Réussite sportive et idéologie du don. Les déterminants sociaux de la « domination » des coureurs marocains dans l'athlétisme français (1980-2000)
Résumé
This research probes the social construction of the international sport’s success with specific reference to the migration and the achievement of the Moroccan runners in French athletics from 1980 to 2000.
Reconstruction of the individual sporting and social trajectory and dispositional analysis of 30 immigrant runners provide the methodological and theoretical structure of this study.
It appears that this sporting success must be understood in the relation of the structural and symbolic characteristics of Moroccan and French athletics both and of the particular socialized nature of these runners: indeed, what people take for a natural talent (the myth of the gift of the athletic champion) is nothing else than a cultivated nature – whose social genesis has become invisible to those who perceive it in its final way – that results from a long and unconscious process of physical and symbolic transformation immanent to athletic field, at the end of which the runner becomes able to conduct perfectly his career in its social, economical and corporal aspects.
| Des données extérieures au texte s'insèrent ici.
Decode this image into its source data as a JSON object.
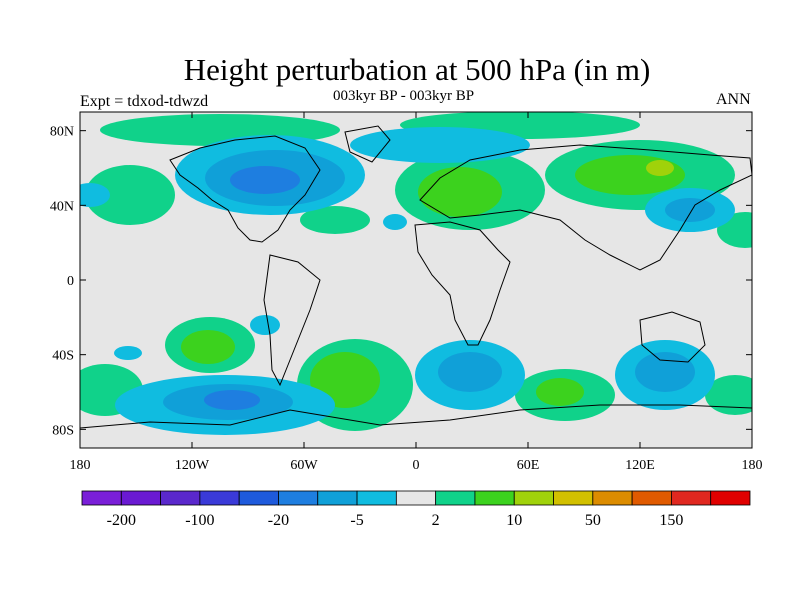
{
  "title": "Height perturbation at 500 hPa (in m)",
  "subtitle": "003kyr BP - 003kyr BP",
  "left_note": "Expt = tdxod-tdwzd",
  "right_note": "ANN",
  "map": {
    "lon_range": [
      -180,
      180
    ],
    "lat_range": [
      -90,
      90
    ],
    "background": "#e6e6e6",
    "x_ticks": [
      {
        "lon": -180,
        "label": "180"
      },
      {
        "lon": -120,
        "label": "120W"
      },
      {
        "lon": -60,
        "label": "60W"
      },
      {
        "lon": 0,
        "label": "0"
      },
      {
        "lon": 60,
        "label": "60E"
      },
      {
        "lon": 120,
        "label": "120E"
      },
      {
        "lon": 180,
        "label": "180"
      }
    ],
    "y_ticks": [
      {
        "lat": 80,
        "label": "80N"
      },
      {
        "lat": 40,
        "label": "40N"
      },
      {
        "lat": 0,
        "label": "0"
      },
      {
        "lat": -40,
        "label": "40S"
      },
      {
        "lat": -80,
        "label": "80S"
      }
    ]
  },
  "colorbar": {
    "colors": [
      "#7a1fd8",
      "#6a1ad2",
      "#5a28cc",
      "#3a3ad8",
      "#1e5adc",
      "#1e7ee0",
      "#10a0d8",
      "#10bce0",
      "#e6e6e6",
      "#10d28a",
      "#3cd21e",
      "#a0d20a",
      "#d2c000",
      "#dc8c00",
      "#e05a00",
      "#e02820",
      "#e00000"
    ],
    "labels": [
      {
        "edge": 1,
        "label": "-200"
      },
      {
        "edge": 3,
        "label": "-100"
      },
      {
        "edge": 5,
        "label": "-20"
      },
      {
        "edge": 7,
        "label": "-5"
      },
      {
        "edge": 9,
        "label": "2"
      },
      {
        "edge": 11,
        "label": "10"
      },
      {
        "edge": 13,
        "label": "50"
      },
      {
        "edge": 15,
        "label": "150"
      }
    ]
  }
}
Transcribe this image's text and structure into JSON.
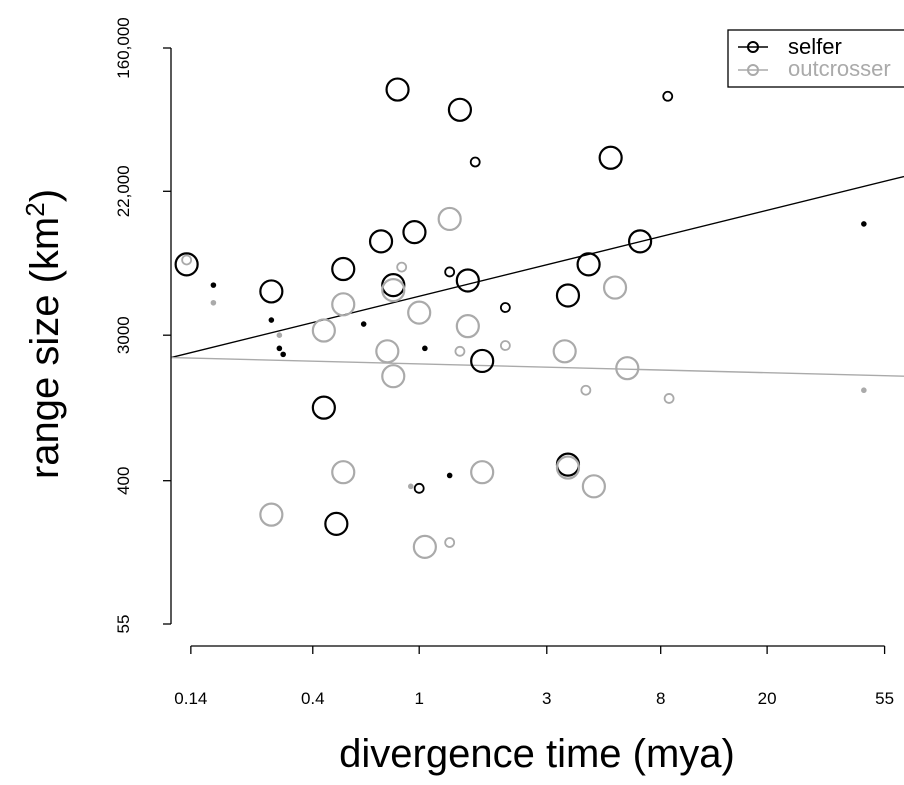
{
  "chart_data": {
    "type": "scatter",
    "x_scale": "log",
    "y_scale": "log",
    "xlabel": "divergence time (mya)",
    "ylabel_prefix": "range size (km",
    "ylabel_sup": "2",
    "ylabel_suffix": ")",
    "x_ticks": [
      {
        "label": "0.14",
        "value": 0.14
      },
      {
        "label": "0.4",
        "value": 0.4
      },
      {
        "label": "1",
        "value": 1
      },
      {
        "label": "3",
        "value": 3
      },
      {
        "label": "8",
        "value": 8
      },
      {
        "label": "20",
        "value": 20
      },
      {
        "label": "55",
        "value": 55
      }
    ],
    "y_ticks": [
      {
        "label": "55",
        "value": 55
      },
      {
        "label": "400",
        "value": 400
      },
      {
        "label": "3000",
        "value": 3000
      },
      {
        "label": "22,000",
        "value": 22000
      },
      {
        "label": "160,000",
        "value": 160000
      }
    ],
    "xlim": [
      0.118,
      65
    ],
    "ylim": [
      55,
      160000
    ],
    "grid": false,
    "legend": {
      "position": "top-right",
      "entries": [
        {
          "label": "selfer",
          "color": "#000000"
        },
        {
          "label": "outcrosser",
          "color": "#aaaaaa"
        }
      ]
    },
    "series": [
      {
        "name": "selfer",
        "color": "#000000",
        "points": [
          [
            0.135,
            8000,
            3
          ],
          [
            0.17,
            6000,
            1
          ],
          [
            0.28,
            5500,
            3
          ],
          [
            0.28,
            3700,
            1
          ],
          [
            0.3,
            2500,
            1
          ],
          [
            0.31,
            2300,
            1
          ],
          [
            0.44,
            1100,
            3
          ],
          [
            0.52,
            7500,
            3
          ],
          [
            0.62,
            3500,
            1
          ],
          [
            0.72,
            11000,
            3
          ],
          [
            0.8,
            6000,
            3
          ],
          [
            0.83,
            90000,
            3
          ],
          [
            0.96,
            12500,
            3
          ],
          [
            1.0,
            360,
            2
          ],
          [
            1.05,
            2500,
            1
          ],
          [
            1.3,
            7200,
            2
          ],
          [
            1.42,
            68000,
            3
          ],
          [
            1.52,
            6400,
            3
          ],
          [
            1.62,
            33000,
            2
          ],
          [
            1.72,
            2100,
            3
          ],
          [
            2.1,
            4400,
            2
          ],
          [
            3.6,
            500,
            3
          ],
          [
            3.6,
            5200,
            3
          ],
          [
            4.3,
            8000,
            3
          ],
          [
            5.2,
            35000,
            3
          ],
          [
            6.7,
            11000,
            3
          ],
          [
            8.5,
            82000,
            2
          ],
          [
            46,
            14000,
            1
          ],
          [
            0.49,
            220,
            3
          ],
          [
            1.3,
            430,
            1
          ]
        ]
      },
      {
        "name": "outcrosser",
        "color": "#aaaaaa",
        "points": [
          [
            0.135,
            8500,
            2
          ],
          [
            0.17,
            4700,
            1
          ],
          [
            0.28,
            250,
            3
          ],
          [
            0.3,
            3000,
            1
          ],
          [
            0.44,
            3200,
            3
          ],
          [
            0.52,
            450,
            3
          ],
          [
            0.52,
            4600,
            3
          ],
          [
            0.76,
            2400,
            3
          ],
          [
            0.8,
            1700,
            3
          ],
          [
            0.8,
            5600,
            3
          ],
          [
            0.86,
            7700,
            2
          ],
          [
            0.93,
            370,
            1
          ],
          [
            1.0,
            4100,
            3
          ],
          [
            1.05,
            160,
            3
          ],
          [
            1.3,
            15000,
            3
          ],
          [
            1.3,
            170,
            2
          ],
          [
            1.42,
            2400,
            2
          ],
          [
            1.52,
            3400,
            3
          ],
          [
            1.72,
            450,
            3
          ],
          [
            2.1,
            2600,
            2
          ],
          [
            3.5,
            2400,
            3
          ],
          [
            3.6,
            480,
            3
          ],
          [
            4.2,
            1400,
            2
          ],
          [
            4.5,
            370,
            3
          ],
          [
            5.4,
            5800,
            3
          ],
          [
            6.0,
            1900,
            3
          ],
          [
            8.6,
            1250,
            2
          ],
          [
            46,
            1400,
            1
          ]
        ]
      }
    ],
    "trend_lines": [
      {
        "series": "selfer",
        "color": "#000000",
        "from": [
          0.118,
          2200
        ],
        "to": [
          65,
          27000
        ]
      },
      {
        "series": "outcrosser",
        "color": "#aaaaaa",
        "from": [
          0.118,
          2200
        ],
        "to": [
          65,
          1700
        ]
      }
    ]
  }
}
Finally, the athletic international achievement of a specific group is the result of a complex and interdependent system of social, cultural, economical and political conditions rather than the simple consequence of a supposedly extraordinary innate talent.
Cette analyse vise à montrer que l’accès à l’élite sportive procède d’un ensemble de mécanismes sociaux. Le cas exploré est celui de la migration et de la réussite des coureurs marocains dans l’athlétisme français de 1980 à 2000.
A partir de trajectoires d’athlètes intégralement reconstituées – considérant leur parcours comme un itinéraire épistémologique offrant un ordre à la fois chronologique et logique à la compréhension de leur carrière –, il est mis en évidence que le succès athlétique n’est pas la simple résultante de qualités physiques différentielles et que d’autres formes de détermination et de concurrence (d’ordre social, culturel, politique et économique) figurent au principe de leur réussite finale.
Le don qu’évoque le langage ordinaire pour expliquer ce qui fait le champion n’est alors rien d’autre qu’une excellence sportive que ce dernier a pu et a su acquérir – au terme d’un long processus de conversion, tant physique que symbolique, par lequel il est devenu un athlète de haut niveau capable d’une adéquate gestion sociale, économique et corporelle de sa carrière – et dont la genèse sociale est invisible à ceux qui n’en observent que le produit fini.